I pressed my jaw together and nodded. “I do have a few things to clear up.” Best to start with a relative softball. “Why were you fired as the SAC, at least that was the cover story? Seems to me it might telegraph to your suspect that the Bureau was waiting for him.”
“We thought about that but decided the suspect wanted her diamonds so much she wouldn't be thinking that way. She would likely know we were tracking the gems and knew they were coming here. She'd find a way to create a distraction and get them.”
“Pamela Grayson.”
Pham tapped on a six-inch set of files. No paperless office at Johnnie's “We're talking about a senior person with plenty of access to evidence and intel. She fits perfectly. Look, if we had played it straight, we might have gotten the Russians. But there's a very good chance we wouldn't have caught the rogue agent or anyone else she was working with. This could be a conspiracy within the FBI.”
“âAnyone else.' The question mark on the white board.”
“Exactly. Removing me as SAC sent a powerful message through the Bureau. I was to blame for the failed operation. The suspect would let down her guard. We've got her phones and computers under surveillance.”
“But Horace Mann fits this profile, too,” I said. “He fits it better.”
Pham shrugged. “The asset told me you believe this.”
“So did the guy who called Pennington's office.” I studied Pham's face and decided not to push it. “So let's say I'm wrong. Mann is totally legit. Why is he leaving me alone?

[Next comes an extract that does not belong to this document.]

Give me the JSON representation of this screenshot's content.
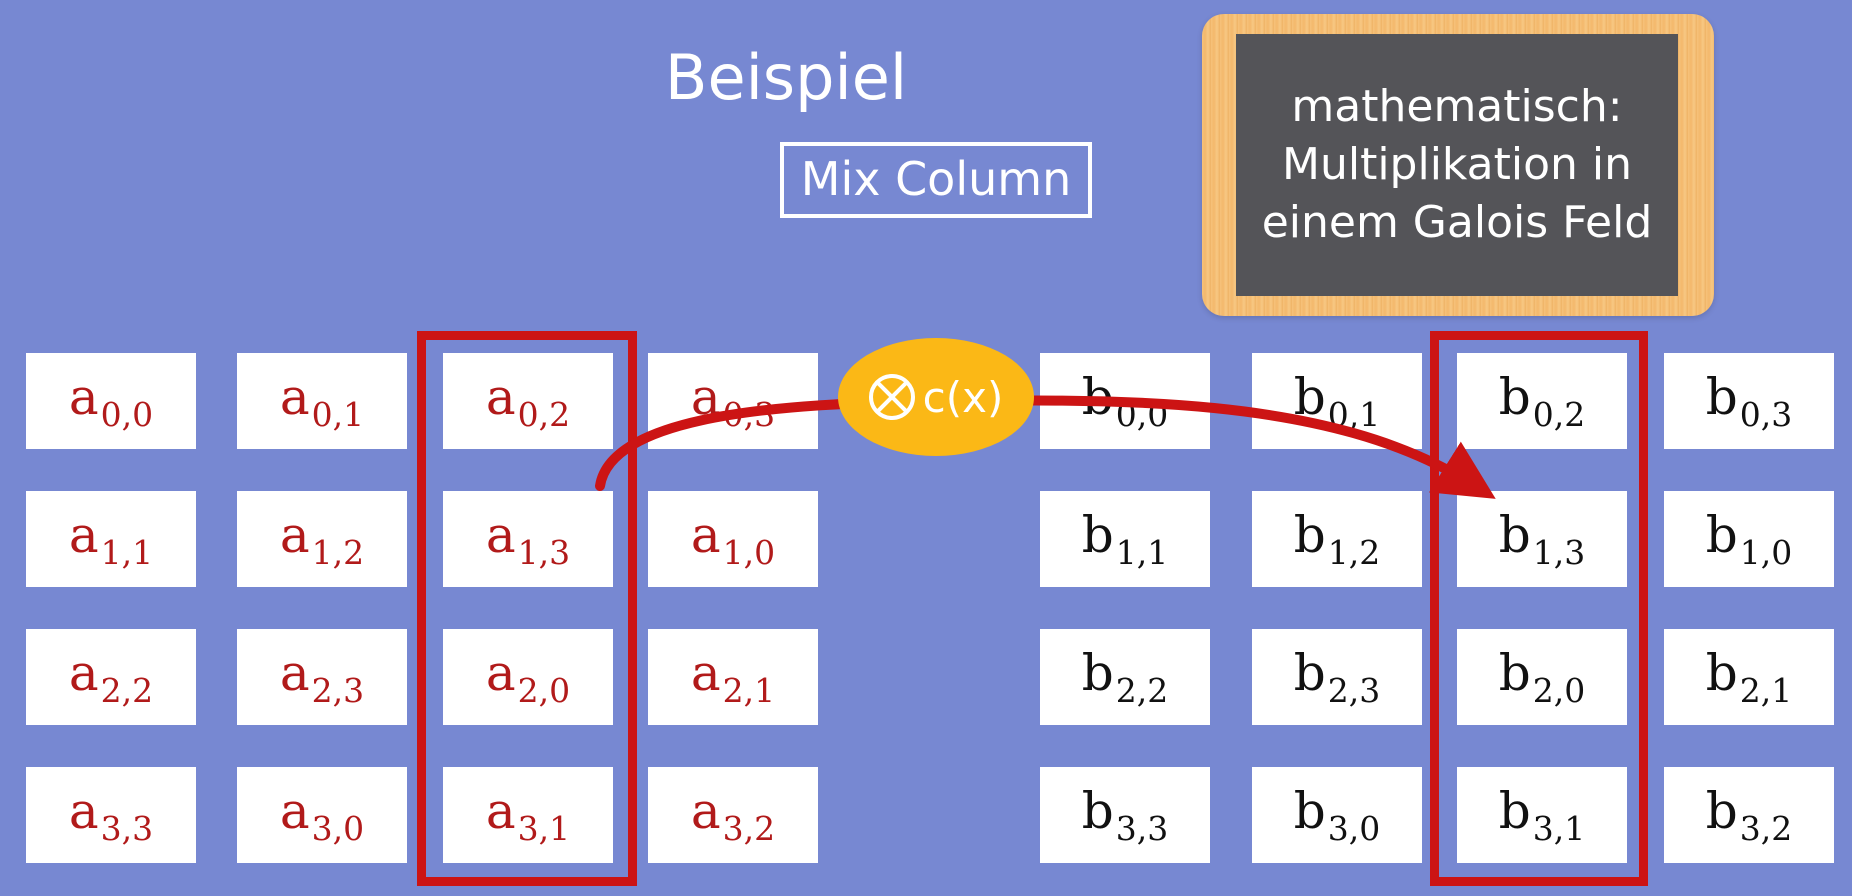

I haven't seen him since Friday night in the High Country.”
“He doesn't take you seriously,” Pham said. “Don't be offended. You're a former history professor who worked for the local Sheriff's Office. He's done enough checking to believe you didn't know about the robbery in advance and Peralta won't be contacting you. Your phones might be tapped but that's it. He's only got so many agents to stake out locations and follow people.”
Once again I was grateful Lindsey had turned my iPhone into an impenetrable dark device. No reason for Eric Pham to know this.
I tried something tougher. “So how was the operation supposed to go down?”
He hesitated and drew a deep breath. “All right, Doctor Mapstone. But this is confidential FBI information. Do you understand?”
“Sure.”
He swung his computer screen so we could both see it and tapped on the keyboard. A color video appeared.
“This is Terminal Four at Sky Harbor on Friday morning. As you can see, Peralta and the other guard approach this man.” He pointed to a nondescript middle-aged Anglo in a cheap suit. “That's the jeweler. He's passed through security to the main terminal. Peralta signs for the shipment and takes the rolling suitcase. It has the diamonds inside.”
More tapping and black-and-white images came up. “This is from the service hallway at the mall.”
Here was something I had already seen. A mall security guard lets in Peralta and Cartwright. There's a conversation and the mall guard walks ahead several paces and disappears around the corner. Then Peralta pushes Ed back and draws his weapon. He fires and Ed goes down. Peralta walks quickly toward the camera, pulling the suitcase, and going back the way he came.
I said, “So far, so good?”
“All according to plan.”
Another view appeared on the screen, this time in color. Peralta was walking fast, carrying the suitcase now. He opened the door to his pickup, tossed the bag inside, backed up, and drove toward the street. It is a huge parking lot. Almost every space was taken. Two, no, three shoppers walked by as he cruised past.
“Here.”
Pham froze the screen. Peralta had stopped at the outermost bank of parking. The truck was beside an old Toyota. The one belonging to Catalina Ramos.
The action moved forward slowly. As I had suspected, Peralta used a Slim Jim to open the driver's side, from which he could pop the trunk. He dumped the suitcase inside, closed the trunk, and drove away.
“This is where things went sideways?” I asked.
“No,” Pham said. “We planned for him to do this so the GPS tracker in the suitcase would be useless.”